他の各種SaaSのCDKTF Provider
も同様に自動生成されており、本家のTerraform
で開発する場合と全く同じ機能が利用することができる点は、CDK for Terraform
を利用する際の安心材料になると思います。
AWS CDKとの対応
AWS CDK | CDK for Terraform | |
---|---|---|
実行コマンド | cdk |
cdktf-cli |
App | aws-cdk-lib/core |
cdktf |
Synth結果 | Cloud Formation Template(JSON) |
Terraform Template(JSON) |
実行 | CloudFormation |
Terraformの各種Provider |
実装
DatadogのMonitorの実装例を示します。 Lambdaの同時実行数を監視するMonitorと、未明にDowntimeを設定する例を示しています。
import { monitor, downtime } from '@cdktf/provider-datadog'; import { ValueOf } from '@common/utils/type'; import { Construct } from 'constructs'; import dayjs from 'dayjs'; import { DatadogDefs } from '@cdktf-src/utils/datadogDefs'; const { Monitor } = monitor; const { Downtime } = downtime; export class DdMonitorsStack extends TerraformStack { constructor(scope: Construct, id: string) { super(scope, id); // 1. Datadogのプロバイダーを設定する new DatadogProvider(this, 'datadog-provider', { apiKey: process.env.API_KEY, appKey: process.env.APP_KEY, }); // 2. .tfstateをS3にUploadするための設定 new S3Backend(this, { bucket: 'バケット名', key: '.tfstateファイルのKey', region: 'ap-northeast-1', }); // 3. Monitorを作成 const lambdaConcurrencyMonitor = new Monitor(this, 'lambda-concurrency-monitor', { name: 'Lambdaの同時実行数が増加', tags: ['lambda', 'critical'], message: '{{^is_recovery}} Lambdaの同時実行数が増加しています。 {{/is_recovery}}', query: `max(last_5m):max:aws.lambda.concurrent_executions{service:(サービス名)} > 10`, type: 'metric alert', monitorThresholds: { critical: '10', warning: '7', }, }); // 明日の午前0時 const tomorrow = dayjs().startOf('day').add(1, 'days'); // 4. Downtimeを設定 new Downtime(app, 'monitor-downtime', { monitorId: lambdaConcurrencyMonitor.id as number, scope: ['*'], // 毎日 午前3時 ~ 4時 までアラートを停止する start: tommorrow.add(3, 'hours').unix(), end: tommorrow.add(4, 'hours').unix(), recurrence: { type: 'days', period: 1 }, timezone: 'Asia/Tokyo', message: '一時的にOFF', }); } } // 5. 上で定義したStackを生成する const app = new App(); new DdMonitorsStack(app, 'monitors'); app.synth();
Monitor
, Downtime
などのクラスはTypeScript
で記述されているので、もちろん型補完が効きます。また、先述の通りこれらのクラスはProvider
のSchemaから自動生成されたいわばL1
コンストラクトです。プロパティはTerraformのスキーマと完全に一致しており、定義には対応するドキュメントのリンクが記載されています。
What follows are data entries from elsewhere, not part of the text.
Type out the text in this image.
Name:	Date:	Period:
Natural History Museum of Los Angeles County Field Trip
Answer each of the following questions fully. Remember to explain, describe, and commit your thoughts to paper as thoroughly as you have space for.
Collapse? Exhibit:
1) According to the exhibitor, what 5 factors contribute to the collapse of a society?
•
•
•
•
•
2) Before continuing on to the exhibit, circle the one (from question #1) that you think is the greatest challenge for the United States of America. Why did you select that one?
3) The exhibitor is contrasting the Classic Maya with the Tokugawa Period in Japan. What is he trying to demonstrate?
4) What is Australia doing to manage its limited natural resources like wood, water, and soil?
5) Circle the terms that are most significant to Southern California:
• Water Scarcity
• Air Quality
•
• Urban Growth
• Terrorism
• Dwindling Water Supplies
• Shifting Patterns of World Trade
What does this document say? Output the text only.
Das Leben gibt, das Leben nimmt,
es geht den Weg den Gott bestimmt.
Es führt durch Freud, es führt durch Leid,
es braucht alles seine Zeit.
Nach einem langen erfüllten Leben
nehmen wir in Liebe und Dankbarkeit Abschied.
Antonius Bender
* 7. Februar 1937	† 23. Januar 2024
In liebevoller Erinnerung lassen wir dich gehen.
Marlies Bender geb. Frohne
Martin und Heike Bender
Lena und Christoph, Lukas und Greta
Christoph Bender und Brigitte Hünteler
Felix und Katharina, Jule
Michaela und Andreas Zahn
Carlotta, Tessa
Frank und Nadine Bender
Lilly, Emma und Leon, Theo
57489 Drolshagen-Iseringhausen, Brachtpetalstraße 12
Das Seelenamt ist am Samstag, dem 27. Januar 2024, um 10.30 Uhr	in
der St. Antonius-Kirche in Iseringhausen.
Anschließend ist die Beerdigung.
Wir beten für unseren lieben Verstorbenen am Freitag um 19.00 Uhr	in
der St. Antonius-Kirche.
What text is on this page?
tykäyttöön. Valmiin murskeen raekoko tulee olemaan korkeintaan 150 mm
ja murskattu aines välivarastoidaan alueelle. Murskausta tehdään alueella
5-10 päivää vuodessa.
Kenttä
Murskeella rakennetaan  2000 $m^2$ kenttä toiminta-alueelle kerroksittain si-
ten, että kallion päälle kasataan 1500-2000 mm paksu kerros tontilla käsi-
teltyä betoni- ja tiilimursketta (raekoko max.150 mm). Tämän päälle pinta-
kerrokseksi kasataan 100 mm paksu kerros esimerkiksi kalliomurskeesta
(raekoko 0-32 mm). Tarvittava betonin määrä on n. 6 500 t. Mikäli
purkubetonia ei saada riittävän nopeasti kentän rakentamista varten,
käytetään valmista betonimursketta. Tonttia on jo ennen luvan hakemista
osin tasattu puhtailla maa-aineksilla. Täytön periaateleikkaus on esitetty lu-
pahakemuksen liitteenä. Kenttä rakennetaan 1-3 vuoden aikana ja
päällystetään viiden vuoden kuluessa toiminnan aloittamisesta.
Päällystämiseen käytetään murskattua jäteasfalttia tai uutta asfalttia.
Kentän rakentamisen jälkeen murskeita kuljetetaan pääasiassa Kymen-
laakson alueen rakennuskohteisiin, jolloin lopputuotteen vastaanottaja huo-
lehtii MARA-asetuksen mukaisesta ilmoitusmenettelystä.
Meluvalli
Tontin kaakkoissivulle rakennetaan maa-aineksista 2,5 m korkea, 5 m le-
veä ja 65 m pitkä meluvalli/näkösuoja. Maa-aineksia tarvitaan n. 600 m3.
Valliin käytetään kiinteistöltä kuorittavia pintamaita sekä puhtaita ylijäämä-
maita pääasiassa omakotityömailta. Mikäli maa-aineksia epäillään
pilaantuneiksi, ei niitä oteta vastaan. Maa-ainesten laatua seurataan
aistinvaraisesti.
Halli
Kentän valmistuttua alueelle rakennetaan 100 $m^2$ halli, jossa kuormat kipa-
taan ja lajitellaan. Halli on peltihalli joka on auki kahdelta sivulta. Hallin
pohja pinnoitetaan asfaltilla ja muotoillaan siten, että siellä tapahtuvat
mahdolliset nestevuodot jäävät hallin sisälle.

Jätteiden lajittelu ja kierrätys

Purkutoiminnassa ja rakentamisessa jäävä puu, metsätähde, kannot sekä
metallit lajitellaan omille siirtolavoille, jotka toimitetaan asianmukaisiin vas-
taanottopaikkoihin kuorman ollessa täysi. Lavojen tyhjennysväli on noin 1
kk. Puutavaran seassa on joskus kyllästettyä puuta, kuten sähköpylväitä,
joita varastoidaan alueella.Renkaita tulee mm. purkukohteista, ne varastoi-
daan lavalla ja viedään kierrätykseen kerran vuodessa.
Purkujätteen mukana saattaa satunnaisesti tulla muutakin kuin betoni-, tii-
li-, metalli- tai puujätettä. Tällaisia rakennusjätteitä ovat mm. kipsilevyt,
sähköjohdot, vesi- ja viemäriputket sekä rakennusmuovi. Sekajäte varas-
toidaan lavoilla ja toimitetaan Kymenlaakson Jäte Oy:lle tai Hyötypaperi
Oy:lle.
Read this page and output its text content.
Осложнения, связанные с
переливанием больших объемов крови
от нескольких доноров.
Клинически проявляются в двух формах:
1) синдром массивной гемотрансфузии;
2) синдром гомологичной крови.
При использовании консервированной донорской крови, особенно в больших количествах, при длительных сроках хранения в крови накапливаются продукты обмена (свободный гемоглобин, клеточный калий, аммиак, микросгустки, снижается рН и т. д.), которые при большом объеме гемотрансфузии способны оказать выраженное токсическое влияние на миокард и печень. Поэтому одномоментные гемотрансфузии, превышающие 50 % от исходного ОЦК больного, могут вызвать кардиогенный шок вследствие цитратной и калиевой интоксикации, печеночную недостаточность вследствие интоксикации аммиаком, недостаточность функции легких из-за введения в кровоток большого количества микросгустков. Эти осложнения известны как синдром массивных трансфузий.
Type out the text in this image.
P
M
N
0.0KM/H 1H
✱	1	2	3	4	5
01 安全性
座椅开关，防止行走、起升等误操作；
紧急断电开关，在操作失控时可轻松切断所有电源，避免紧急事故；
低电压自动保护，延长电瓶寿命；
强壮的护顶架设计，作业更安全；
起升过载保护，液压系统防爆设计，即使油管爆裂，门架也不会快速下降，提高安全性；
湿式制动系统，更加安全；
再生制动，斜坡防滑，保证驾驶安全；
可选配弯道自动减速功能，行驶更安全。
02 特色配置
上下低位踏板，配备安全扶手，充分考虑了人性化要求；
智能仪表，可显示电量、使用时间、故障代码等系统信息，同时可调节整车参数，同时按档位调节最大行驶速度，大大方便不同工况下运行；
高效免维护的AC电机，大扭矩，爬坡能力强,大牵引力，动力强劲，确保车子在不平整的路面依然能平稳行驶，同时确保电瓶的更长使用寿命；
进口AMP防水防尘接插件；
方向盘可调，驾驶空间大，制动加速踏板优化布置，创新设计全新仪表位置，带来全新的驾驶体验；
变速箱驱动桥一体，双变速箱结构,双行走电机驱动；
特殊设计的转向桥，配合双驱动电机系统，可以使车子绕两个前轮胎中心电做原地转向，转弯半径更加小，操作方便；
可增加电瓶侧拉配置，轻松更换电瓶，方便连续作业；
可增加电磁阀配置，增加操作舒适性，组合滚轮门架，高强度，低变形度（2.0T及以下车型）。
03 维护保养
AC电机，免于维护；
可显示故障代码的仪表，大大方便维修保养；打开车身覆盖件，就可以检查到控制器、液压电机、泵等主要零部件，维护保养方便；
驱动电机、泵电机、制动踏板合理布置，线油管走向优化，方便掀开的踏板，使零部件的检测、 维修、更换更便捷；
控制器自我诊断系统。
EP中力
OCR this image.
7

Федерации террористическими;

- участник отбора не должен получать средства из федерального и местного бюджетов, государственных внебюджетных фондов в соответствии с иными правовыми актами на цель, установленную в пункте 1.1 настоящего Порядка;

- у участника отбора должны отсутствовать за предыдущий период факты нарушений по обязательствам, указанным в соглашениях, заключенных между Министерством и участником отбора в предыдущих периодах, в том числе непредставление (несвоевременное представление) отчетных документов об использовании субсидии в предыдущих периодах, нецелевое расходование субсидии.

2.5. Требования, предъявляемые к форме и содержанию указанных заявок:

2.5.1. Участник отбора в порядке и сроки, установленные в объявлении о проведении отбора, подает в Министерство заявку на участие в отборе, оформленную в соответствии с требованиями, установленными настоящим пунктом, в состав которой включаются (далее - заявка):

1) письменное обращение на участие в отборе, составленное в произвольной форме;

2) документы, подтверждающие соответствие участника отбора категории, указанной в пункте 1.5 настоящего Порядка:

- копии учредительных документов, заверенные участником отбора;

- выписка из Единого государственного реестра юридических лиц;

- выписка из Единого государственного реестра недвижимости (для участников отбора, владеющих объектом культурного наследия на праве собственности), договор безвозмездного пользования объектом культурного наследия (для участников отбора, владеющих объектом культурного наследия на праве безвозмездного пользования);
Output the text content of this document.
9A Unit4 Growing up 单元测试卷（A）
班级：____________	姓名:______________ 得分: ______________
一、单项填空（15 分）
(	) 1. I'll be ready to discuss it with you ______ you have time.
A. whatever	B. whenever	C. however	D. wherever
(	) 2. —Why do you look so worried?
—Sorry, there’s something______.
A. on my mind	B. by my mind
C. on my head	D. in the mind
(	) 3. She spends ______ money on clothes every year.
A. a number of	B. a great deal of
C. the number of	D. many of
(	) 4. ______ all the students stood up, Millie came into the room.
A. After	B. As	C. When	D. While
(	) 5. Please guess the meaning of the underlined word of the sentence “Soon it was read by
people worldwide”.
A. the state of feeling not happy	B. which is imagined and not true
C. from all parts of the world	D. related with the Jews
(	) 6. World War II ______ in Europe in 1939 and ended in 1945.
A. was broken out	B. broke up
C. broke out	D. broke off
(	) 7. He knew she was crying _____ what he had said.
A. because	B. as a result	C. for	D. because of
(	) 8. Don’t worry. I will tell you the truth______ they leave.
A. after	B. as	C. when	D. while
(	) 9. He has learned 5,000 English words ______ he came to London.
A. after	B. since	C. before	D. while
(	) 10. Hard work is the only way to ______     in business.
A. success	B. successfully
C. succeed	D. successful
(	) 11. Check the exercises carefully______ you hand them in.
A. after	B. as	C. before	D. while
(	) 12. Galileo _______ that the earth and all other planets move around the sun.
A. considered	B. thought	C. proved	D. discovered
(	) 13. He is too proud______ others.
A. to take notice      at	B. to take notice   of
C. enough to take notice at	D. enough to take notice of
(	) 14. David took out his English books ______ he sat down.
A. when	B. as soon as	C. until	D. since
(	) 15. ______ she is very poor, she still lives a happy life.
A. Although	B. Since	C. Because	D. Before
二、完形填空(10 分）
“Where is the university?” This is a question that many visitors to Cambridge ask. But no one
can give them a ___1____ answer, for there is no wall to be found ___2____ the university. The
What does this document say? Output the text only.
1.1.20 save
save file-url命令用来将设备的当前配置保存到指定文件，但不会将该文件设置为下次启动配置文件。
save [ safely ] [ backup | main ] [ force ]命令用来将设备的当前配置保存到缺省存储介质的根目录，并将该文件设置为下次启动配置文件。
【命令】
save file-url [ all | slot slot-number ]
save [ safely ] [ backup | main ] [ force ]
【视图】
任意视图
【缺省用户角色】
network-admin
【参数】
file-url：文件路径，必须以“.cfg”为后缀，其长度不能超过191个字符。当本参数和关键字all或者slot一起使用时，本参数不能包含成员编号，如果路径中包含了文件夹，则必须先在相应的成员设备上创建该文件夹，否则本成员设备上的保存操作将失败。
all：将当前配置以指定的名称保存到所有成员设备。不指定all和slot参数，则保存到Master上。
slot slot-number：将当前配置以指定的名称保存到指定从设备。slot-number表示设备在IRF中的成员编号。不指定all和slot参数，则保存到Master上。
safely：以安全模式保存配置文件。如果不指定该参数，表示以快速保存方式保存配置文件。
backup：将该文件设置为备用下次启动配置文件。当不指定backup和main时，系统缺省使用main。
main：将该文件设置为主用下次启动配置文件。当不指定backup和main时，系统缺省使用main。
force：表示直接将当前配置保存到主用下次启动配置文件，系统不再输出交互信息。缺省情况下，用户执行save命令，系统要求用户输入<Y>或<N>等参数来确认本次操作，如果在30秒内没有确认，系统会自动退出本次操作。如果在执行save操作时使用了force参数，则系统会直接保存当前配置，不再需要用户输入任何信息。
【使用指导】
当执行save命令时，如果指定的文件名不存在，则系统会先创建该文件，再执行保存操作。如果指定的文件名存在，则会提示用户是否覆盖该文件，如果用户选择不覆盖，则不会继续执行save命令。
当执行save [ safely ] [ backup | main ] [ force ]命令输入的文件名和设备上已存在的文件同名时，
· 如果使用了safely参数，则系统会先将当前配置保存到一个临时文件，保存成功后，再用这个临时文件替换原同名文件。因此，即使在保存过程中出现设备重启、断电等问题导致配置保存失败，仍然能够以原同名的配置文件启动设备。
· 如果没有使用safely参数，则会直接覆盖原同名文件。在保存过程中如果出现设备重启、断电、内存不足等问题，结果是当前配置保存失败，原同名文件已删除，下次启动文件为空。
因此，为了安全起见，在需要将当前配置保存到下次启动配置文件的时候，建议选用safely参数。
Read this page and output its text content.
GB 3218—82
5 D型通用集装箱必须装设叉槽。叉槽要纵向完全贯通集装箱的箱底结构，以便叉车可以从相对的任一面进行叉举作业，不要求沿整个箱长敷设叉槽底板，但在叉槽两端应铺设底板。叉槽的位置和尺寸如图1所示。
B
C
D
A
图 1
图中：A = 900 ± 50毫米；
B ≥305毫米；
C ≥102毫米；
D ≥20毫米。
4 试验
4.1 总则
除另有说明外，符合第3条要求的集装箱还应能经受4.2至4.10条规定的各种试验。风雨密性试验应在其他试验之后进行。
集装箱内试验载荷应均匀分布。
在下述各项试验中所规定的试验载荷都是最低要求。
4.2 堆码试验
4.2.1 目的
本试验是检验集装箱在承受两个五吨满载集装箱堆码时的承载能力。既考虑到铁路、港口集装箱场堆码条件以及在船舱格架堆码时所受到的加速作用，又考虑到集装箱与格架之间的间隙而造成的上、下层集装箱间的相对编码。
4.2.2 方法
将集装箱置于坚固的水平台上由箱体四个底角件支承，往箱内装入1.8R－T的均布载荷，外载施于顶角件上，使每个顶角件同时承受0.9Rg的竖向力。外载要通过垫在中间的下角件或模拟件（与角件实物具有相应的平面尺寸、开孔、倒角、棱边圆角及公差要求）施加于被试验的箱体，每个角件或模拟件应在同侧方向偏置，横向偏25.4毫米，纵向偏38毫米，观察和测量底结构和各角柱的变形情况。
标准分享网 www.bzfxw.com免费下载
デプロイは、cdktf-cli deploy monitors
で実行することができます。
注意する点としては、2
のS3バックエンドを指定しておくことです。AWS CDKと同様に考えていると忘れがちですが、Terraformでは.tfstate
ファイルを共有しないと複数人でのデプロイ作業ができなくなります。
まとめ
CDK for Terraform
の名称的キメラ感に警戒していた方も少なくないのではないかと思うのですが、実際は比較的に薄いWrapperの様な構成になっており、AWS CDKユーザとしては取り入れやすく小回りの効くツールであることがわかりました。
一方で実践例はまだまだ少なく感じるのも事実ので、この記事がみなさんのご活用に貢献できれたら幸いです。